Monday, August 11, 2008

"100" -- Eat It (Wild)

47. There are lots of people growing gardens around here with PEPPERS in them. But I can't very well go bopping into neighbors' yards with my camera. So when I saw this ornamental pepper plant at the library, I snapped a picture of it.






48. ELDER can be used for all sorts of things. There are medicinal uses, but I prefer just making jelly from the berries. Or if you happen to be a teenage boy, you might need to try to make yourself an elder-wand from the woody part of the shrub. But you would find the middle of the wood so soft as to be almost entirely useless as a wand or a stick. However, you would also discover the hollow core which would be the perfect place to put thestral hair...

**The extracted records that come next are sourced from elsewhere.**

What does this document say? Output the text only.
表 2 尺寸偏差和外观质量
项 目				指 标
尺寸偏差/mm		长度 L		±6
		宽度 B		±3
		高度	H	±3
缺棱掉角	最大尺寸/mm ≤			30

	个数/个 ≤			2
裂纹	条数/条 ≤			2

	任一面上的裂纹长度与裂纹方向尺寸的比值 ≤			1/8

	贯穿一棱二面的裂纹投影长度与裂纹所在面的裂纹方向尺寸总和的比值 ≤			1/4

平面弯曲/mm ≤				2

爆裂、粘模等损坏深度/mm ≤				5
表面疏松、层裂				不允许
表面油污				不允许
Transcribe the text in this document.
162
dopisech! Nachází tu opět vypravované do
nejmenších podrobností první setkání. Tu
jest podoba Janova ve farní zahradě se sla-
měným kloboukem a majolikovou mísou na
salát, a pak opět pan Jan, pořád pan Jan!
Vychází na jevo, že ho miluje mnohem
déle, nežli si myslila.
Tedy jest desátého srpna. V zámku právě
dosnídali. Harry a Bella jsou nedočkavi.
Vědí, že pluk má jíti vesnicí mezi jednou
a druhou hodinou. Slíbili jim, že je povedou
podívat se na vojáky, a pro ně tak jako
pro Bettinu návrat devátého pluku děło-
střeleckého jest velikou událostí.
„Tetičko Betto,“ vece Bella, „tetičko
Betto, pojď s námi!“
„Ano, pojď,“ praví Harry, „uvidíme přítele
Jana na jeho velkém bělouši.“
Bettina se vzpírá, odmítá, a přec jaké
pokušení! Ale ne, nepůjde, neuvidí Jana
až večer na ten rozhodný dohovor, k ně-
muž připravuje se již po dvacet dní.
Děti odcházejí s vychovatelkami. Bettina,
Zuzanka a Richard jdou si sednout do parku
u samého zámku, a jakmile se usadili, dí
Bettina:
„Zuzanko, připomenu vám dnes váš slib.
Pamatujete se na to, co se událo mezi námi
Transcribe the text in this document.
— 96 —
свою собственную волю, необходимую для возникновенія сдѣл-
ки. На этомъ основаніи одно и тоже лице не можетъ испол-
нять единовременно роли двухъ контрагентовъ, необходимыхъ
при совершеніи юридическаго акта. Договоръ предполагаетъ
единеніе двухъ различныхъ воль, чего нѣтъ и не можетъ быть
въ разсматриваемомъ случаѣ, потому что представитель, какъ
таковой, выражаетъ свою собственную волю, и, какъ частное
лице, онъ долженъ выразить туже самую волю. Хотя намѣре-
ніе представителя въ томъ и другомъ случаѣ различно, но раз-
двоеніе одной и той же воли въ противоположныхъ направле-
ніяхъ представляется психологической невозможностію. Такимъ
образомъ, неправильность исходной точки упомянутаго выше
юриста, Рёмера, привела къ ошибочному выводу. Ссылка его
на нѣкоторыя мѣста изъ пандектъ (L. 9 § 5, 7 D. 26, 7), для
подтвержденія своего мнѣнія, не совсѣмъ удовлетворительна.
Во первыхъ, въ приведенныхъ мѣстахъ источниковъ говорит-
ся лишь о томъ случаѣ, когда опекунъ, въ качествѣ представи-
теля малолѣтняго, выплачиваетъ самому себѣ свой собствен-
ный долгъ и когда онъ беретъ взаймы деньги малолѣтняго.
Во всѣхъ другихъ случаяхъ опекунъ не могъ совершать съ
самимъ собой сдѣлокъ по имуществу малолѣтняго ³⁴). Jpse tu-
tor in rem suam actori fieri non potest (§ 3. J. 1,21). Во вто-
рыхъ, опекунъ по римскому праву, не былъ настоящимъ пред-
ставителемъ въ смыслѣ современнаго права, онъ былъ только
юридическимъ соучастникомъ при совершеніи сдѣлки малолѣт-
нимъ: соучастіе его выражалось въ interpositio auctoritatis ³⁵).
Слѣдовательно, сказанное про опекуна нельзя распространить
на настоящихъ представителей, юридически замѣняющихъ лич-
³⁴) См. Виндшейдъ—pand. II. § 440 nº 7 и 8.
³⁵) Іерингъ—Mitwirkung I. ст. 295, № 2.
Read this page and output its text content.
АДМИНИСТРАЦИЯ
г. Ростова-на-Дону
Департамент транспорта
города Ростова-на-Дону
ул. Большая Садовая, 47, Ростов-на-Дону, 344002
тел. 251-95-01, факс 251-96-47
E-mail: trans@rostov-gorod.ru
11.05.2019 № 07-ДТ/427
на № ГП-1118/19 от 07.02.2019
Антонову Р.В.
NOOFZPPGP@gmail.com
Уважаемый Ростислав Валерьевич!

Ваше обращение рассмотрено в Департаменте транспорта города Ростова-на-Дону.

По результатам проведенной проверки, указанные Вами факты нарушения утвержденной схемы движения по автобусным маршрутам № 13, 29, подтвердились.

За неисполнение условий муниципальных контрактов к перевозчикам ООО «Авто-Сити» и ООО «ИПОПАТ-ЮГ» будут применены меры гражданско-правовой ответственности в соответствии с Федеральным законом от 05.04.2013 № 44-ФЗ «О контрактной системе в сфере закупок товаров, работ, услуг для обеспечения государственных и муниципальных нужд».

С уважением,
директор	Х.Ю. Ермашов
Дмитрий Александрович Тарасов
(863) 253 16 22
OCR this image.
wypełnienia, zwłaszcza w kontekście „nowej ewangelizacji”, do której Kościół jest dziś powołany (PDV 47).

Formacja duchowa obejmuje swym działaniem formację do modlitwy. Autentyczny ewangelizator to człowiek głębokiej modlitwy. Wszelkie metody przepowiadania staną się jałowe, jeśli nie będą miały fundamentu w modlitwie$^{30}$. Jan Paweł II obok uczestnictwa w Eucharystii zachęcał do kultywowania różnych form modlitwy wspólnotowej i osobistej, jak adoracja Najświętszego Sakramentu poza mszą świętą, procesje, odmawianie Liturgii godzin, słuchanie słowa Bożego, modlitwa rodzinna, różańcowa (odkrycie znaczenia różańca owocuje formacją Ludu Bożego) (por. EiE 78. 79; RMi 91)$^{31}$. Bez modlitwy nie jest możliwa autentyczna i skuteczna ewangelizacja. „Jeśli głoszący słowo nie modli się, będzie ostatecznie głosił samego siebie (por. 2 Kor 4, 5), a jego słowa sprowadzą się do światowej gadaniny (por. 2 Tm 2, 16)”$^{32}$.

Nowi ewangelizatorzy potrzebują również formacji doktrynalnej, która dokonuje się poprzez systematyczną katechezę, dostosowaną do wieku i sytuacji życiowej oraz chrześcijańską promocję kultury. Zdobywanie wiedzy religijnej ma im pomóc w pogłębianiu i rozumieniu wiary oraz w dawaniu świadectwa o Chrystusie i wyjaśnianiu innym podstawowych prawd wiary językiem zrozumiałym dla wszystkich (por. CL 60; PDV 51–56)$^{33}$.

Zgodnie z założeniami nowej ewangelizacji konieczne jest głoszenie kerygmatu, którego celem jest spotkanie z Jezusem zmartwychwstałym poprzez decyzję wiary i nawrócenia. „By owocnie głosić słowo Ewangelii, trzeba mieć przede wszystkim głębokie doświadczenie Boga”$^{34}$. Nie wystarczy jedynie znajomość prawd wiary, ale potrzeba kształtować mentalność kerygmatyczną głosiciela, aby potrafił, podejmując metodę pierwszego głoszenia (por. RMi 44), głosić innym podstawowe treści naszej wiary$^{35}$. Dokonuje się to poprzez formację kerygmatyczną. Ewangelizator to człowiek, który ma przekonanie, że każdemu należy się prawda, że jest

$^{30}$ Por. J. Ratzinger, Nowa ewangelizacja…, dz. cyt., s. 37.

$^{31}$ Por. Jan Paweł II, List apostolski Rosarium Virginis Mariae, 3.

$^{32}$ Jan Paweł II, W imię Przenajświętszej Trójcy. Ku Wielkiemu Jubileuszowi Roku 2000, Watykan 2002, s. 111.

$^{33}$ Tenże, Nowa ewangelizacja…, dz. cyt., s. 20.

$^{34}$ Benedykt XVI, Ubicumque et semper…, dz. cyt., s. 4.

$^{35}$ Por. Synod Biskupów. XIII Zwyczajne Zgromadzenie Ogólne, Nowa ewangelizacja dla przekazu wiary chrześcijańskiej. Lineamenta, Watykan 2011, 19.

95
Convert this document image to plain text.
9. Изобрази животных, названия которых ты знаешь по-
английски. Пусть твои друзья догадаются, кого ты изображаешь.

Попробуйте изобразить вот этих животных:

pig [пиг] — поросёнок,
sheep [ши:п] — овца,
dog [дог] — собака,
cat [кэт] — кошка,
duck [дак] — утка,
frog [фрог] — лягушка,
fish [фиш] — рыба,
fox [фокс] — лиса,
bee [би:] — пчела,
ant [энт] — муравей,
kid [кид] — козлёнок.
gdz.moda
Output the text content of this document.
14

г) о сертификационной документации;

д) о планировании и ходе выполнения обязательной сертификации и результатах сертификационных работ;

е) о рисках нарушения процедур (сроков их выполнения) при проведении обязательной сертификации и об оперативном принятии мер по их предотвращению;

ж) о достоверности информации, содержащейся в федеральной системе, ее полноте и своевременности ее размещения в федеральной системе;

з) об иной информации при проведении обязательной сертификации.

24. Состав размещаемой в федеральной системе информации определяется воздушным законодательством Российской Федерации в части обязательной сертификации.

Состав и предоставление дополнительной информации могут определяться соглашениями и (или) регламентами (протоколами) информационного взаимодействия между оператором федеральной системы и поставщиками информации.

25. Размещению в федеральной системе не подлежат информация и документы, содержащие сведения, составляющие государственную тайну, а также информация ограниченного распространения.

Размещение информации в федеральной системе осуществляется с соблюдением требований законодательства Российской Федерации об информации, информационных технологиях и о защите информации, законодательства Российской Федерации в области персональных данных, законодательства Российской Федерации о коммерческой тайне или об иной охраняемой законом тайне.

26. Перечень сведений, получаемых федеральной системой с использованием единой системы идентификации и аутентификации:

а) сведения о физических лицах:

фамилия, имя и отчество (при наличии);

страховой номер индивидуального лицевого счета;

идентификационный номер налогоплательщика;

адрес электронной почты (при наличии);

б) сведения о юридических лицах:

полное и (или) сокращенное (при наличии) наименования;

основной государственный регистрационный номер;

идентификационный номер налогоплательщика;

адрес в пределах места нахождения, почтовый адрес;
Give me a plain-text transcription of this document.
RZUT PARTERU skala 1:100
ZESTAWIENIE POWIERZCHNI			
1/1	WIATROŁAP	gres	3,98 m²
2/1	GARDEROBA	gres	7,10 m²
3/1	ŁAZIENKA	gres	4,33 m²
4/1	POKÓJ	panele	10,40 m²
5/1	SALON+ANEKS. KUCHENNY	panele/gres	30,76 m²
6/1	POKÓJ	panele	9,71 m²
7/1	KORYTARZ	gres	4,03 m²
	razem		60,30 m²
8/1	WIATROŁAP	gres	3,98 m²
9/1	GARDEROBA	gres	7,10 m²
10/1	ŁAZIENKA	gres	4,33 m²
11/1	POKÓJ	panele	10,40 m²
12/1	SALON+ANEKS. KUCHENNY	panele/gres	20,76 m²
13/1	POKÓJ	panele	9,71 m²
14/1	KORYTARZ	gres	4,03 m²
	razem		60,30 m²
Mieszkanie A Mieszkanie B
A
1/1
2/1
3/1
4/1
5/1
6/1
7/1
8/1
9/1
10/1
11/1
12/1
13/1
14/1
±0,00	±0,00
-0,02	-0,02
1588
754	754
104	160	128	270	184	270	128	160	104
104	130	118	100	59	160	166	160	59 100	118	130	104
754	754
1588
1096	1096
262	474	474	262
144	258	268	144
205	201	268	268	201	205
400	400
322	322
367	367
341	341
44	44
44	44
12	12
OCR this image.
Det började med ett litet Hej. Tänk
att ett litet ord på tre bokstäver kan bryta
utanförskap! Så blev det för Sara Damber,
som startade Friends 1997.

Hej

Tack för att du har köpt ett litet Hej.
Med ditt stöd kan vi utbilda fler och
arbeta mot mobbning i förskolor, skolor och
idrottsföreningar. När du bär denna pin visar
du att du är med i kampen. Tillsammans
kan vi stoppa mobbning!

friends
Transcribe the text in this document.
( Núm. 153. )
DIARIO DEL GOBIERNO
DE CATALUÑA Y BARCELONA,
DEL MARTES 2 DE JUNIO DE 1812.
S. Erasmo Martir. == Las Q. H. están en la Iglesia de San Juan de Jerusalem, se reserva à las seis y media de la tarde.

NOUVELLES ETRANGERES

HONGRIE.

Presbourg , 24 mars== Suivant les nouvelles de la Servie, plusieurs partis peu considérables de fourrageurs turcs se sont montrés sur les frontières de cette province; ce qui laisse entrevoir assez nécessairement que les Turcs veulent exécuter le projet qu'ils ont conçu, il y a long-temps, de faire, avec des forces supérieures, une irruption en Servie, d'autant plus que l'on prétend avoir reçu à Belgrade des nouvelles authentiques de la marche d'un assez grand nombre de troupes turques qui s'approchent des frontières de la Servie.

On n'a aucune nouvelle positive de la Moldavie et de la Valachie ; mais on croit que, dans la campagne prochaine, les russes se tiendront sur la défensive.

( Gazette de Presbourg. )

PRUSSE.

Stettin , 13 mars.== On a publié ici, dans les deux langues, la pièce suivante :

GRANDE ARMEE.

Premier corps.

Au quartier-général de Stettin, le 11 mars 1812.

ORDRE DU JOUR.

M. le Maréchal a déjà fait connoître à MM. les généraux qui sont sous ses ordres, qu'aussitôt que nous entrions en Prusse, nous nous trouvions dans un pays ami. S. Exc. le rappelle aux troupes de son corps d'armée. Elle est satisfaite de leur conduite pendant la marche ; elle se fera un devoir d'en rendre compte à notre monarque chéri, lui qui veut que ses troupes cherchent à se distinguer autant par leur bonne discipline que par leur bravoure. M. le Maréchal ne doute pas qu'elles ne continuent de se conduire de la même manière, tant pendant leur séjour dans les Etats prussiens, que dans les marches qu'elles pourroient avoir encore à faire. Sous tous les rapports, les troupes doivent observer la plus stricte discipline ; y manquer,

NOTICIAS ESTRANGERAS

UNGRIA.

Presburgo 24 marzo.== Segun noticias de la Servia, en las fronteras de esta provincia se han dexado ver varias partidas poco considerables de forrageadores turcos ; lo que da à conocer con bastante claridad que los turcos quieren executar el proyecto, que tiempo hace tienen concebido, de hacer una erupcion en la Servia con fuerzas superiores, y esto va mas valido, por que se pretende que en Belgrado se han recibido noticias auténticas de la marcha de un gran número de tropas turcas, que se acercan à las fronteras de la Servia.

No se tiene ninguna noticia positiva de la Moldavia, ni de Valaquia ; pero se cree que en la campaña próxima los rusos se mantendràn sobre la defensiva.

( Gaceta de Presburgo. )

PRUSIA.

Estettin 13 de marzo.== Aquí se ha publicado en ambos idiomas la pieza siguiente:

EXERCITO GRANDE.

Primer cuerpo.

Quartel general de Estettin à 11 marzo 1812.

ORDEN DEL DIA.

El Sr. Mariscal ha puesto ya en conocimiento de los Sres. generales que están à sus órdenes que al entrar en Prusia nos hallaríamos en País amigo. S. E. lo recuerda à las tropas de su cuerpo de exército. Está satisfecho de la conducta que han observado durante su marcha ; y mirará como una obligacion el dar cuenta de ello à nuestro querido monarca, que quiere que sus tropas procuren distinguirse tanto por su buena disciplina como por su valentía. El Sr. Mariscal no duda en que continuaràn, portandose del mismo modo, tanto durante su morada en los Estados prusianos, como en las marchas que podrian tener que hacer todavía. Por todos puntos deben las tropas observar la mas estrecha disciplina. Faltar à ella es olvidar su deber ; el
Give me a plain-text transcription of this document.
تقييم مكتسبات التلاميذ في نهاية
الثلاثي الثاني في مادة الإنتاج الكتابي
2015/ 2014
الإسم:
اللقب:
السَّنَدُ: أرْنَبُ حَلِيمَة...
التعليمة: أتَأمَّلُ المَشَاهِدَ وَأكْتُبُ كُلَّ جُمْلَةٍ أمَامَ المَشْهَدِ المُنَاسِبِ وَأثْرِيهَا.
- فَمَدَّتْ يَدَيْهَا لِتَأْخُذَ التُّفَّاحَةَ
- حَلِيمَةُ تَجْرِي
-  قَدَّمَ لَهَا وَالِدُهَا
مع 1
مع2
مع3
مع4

49. A couple of years ago we were hiking up near Baraboo with some good friends. I'd been tending GRAPE vines in my backyard for years, pruning, watering, weeding, harvesting, and then jelly-making. Out hiking, in early October, we ran across a wild grape vine. I stopped Maggie and asked her identify the plant. She knew. Of course! It was grapes. She knew the leaves, the vines, the tendrils, and the fruit. So we picked a couple of grapes, popped them into our mouths, and kept on going. Just then, Kathy came around the bend in the trail and saw us eating something from the wild. She was sure we were going to die!!! I kept trying to point out to her that I wasn't eating something unknown. It was grape. I knew grape vines! But she wasn't convinced, and she wasn't about to let her daughter even think about eating one of those berries from the wild. Which is, granted, a good policy. You never never never never never eat what you don't know for sure is safe. (Willy Whitefeather tells how to figure out what is safe and what isn't if you're stuck in the wild and need food. But it's a procedure that will take at least several hours, and possibly more than a day.) I remember thinking that day that I must've learned something from those many years of tending my berries and vines. I may not know too much about gardening, but I do know the canes and vines I worked with; grape leaves (and the whole plant) is so distinctive that I can't imagine not recognizing it.

50. This is hard to find in the roadside grasses when it's first coming up in spring. I could never figure out how people knew where to hunt for asparagus along country roads. Every May we used to see people wading through knee-high grasses, with their knives, hunting for those little spears of ASPARAGUS popping up down by their ankles. But once I learned to recognize asparagus in summer and fall, it was easy to understand how people could make note of the location, and show up the following spring with their buckets and knives to nab some tasty veggies for dinner. The cornfield that's a half-mile from here has a lovely, lush row of asparagus dividing it from the soybeans in the next field. It looks like it's growing wild, and it looks like the land-owners probably don't bother with that patch. And I'm coveting it.... But I will be a good girl and plant my own, and in the meantime take any surplus asparagus that anybody at church wants to pass out!

1 comment:

  1. That ornamental pepper plant looks a lot like the Fiesta peppers in our garden(which I'm afraid to try but which I'm sure dh will when he gets home from his travels).